Figure 2. Lake Johnston, Tasmania – "Rooted" cumulative ring width by tree.
The scale of this is squashed by accommodating the super-giant trees, so I zoomed in a bit, with very interesting results as shown below. You can see that the slow-growing trees are concentrated in the millennium just ended.
Figure 3. Lake Johnston, Tasmania – "Rooted" cumulative ring width by tree – zoom.

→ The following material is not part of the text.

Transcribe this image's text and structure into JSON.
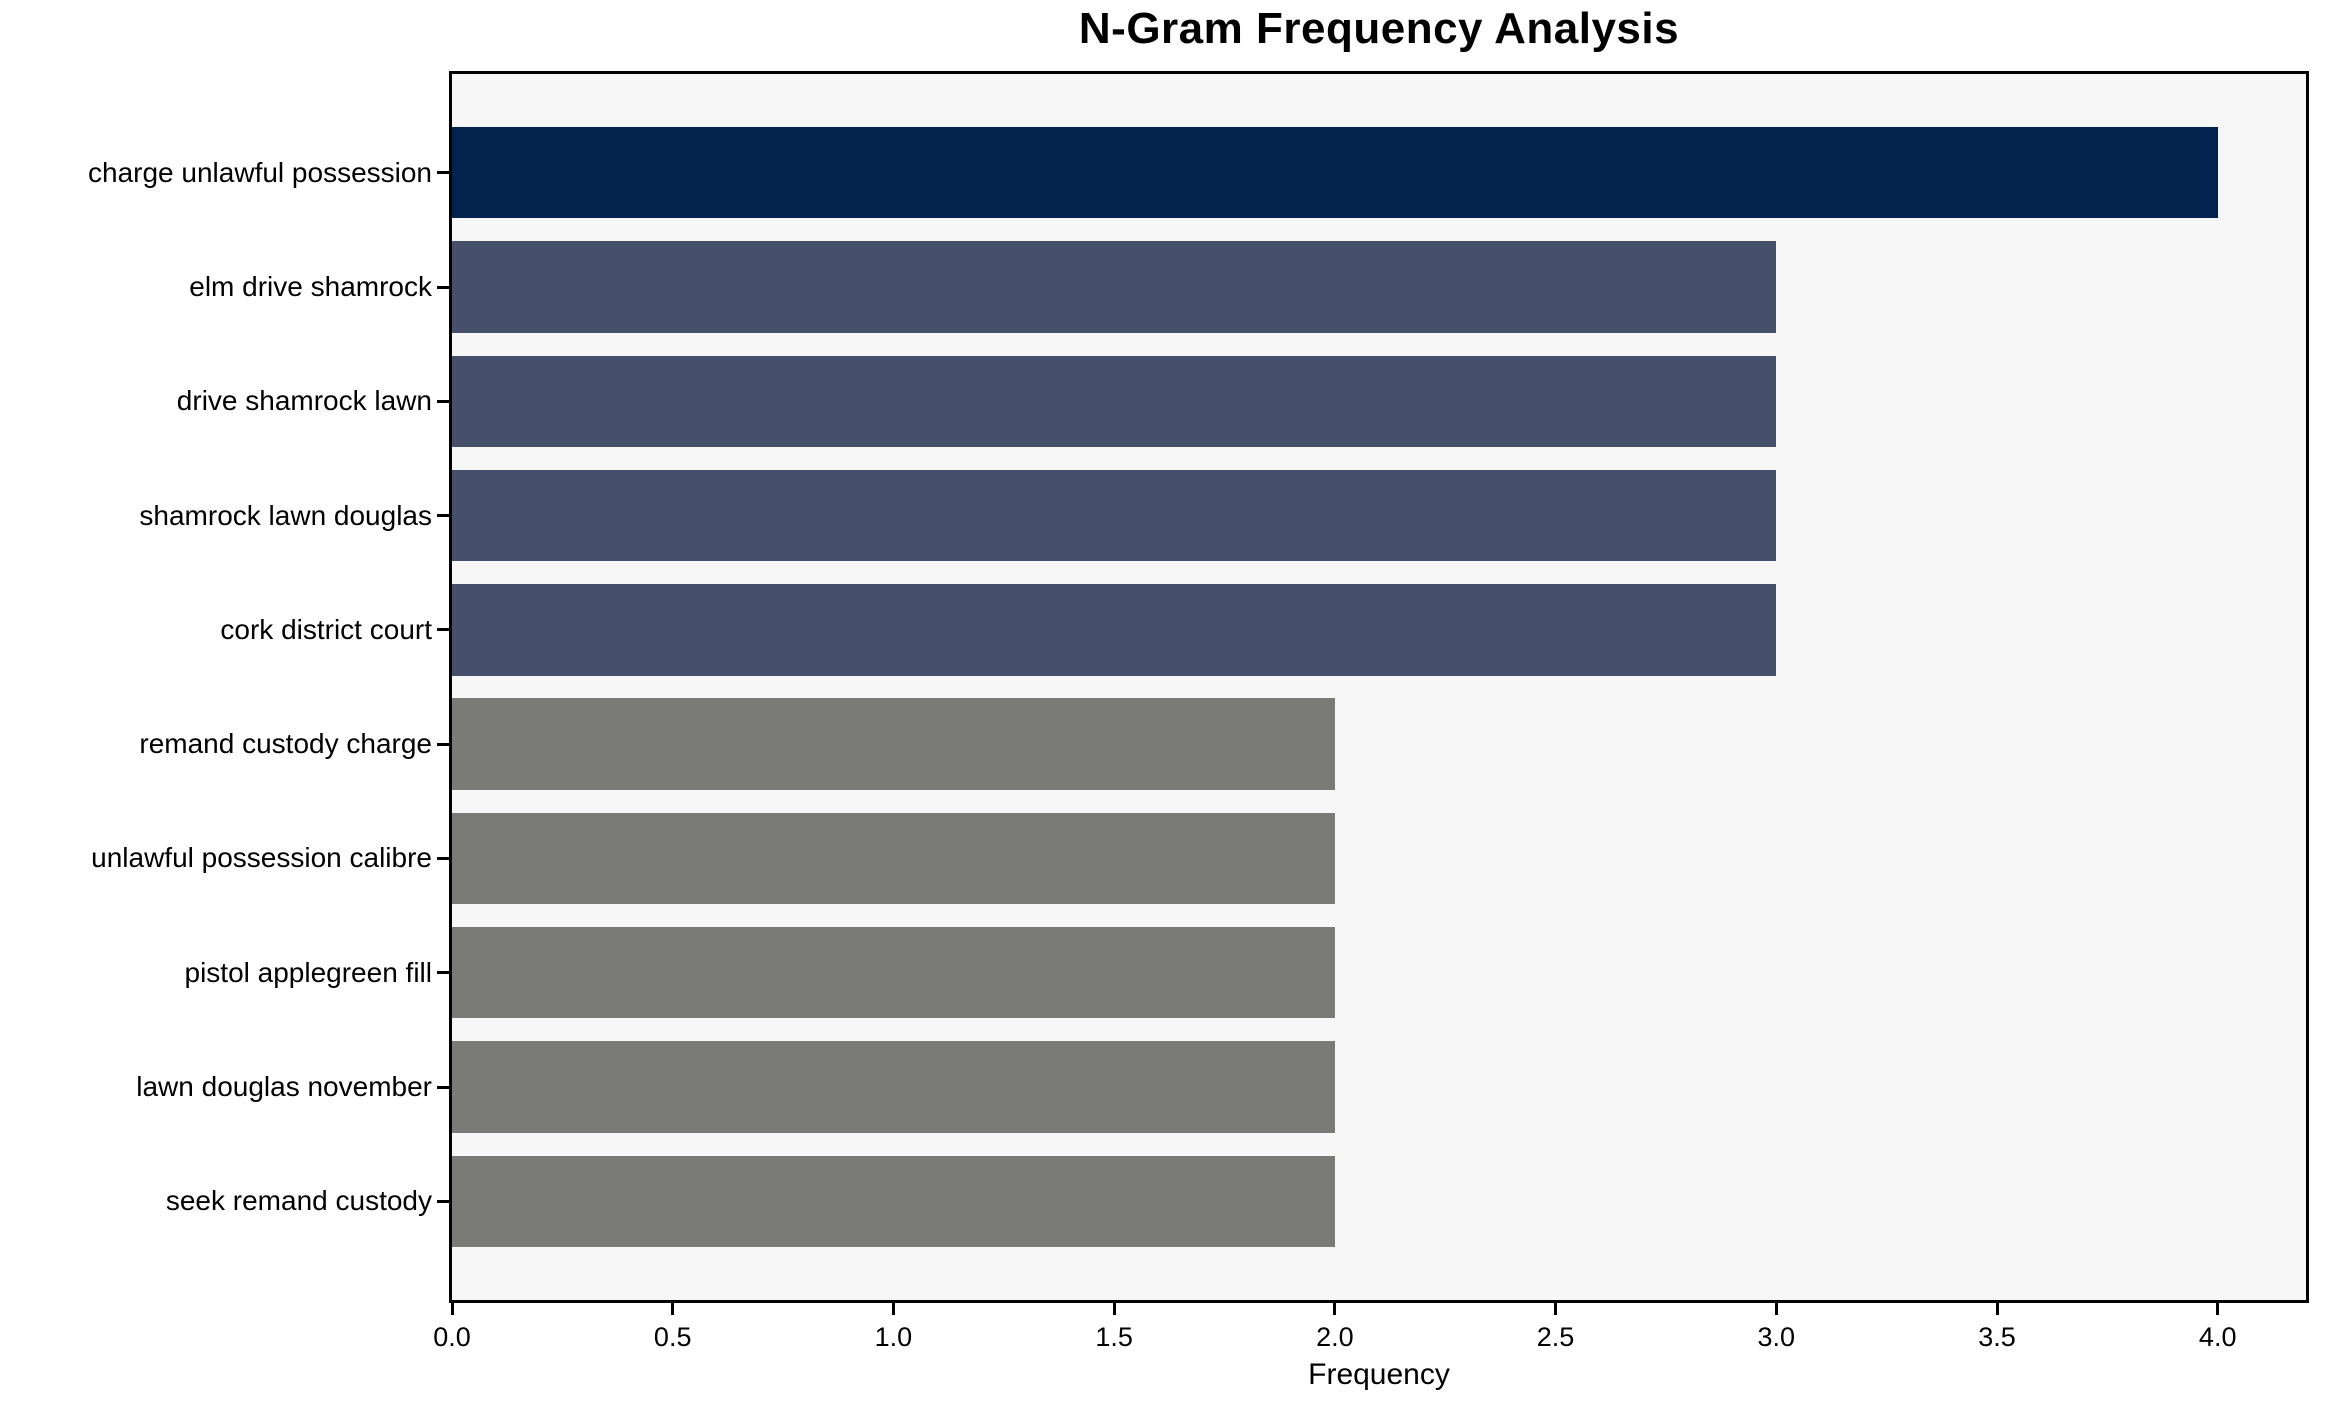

I illustrated this by plotting first the distribution of "narrow-ring" trees and then the distribution of "wide-ring" trees as below. As you can see, the narrow-ring trees are "modern" phenomenon. They seem to start about half way through the first millennium. Interestingly, the earliest layers in the Quelccaya glacier (the recession of which is comlained about a lot) are dated as starting about AD450 – around the same time as the commencement of the "narrow ring" trees here. At the time I wondered if there was some connection.
Figure 4. Lake Johnston, Tasmania -Distribution of "narrow-ring" ring widths
Figure 5 . Lake Johnston, Tasmania – Distribution of "narrow-ring" ring widths
There were some observations in the article articles about this stand of huon pine being rather a surprise, since it was found quite a bit above the elevation where huon pine presently grows [I'll add in the exact quote later].
Since this was a Hockey Team study, they concluded that the 20th century was unique in some or another [again I'll add in the quote]. [I'll add in Cook's temperature reconstruction so re-vist this if you're interested].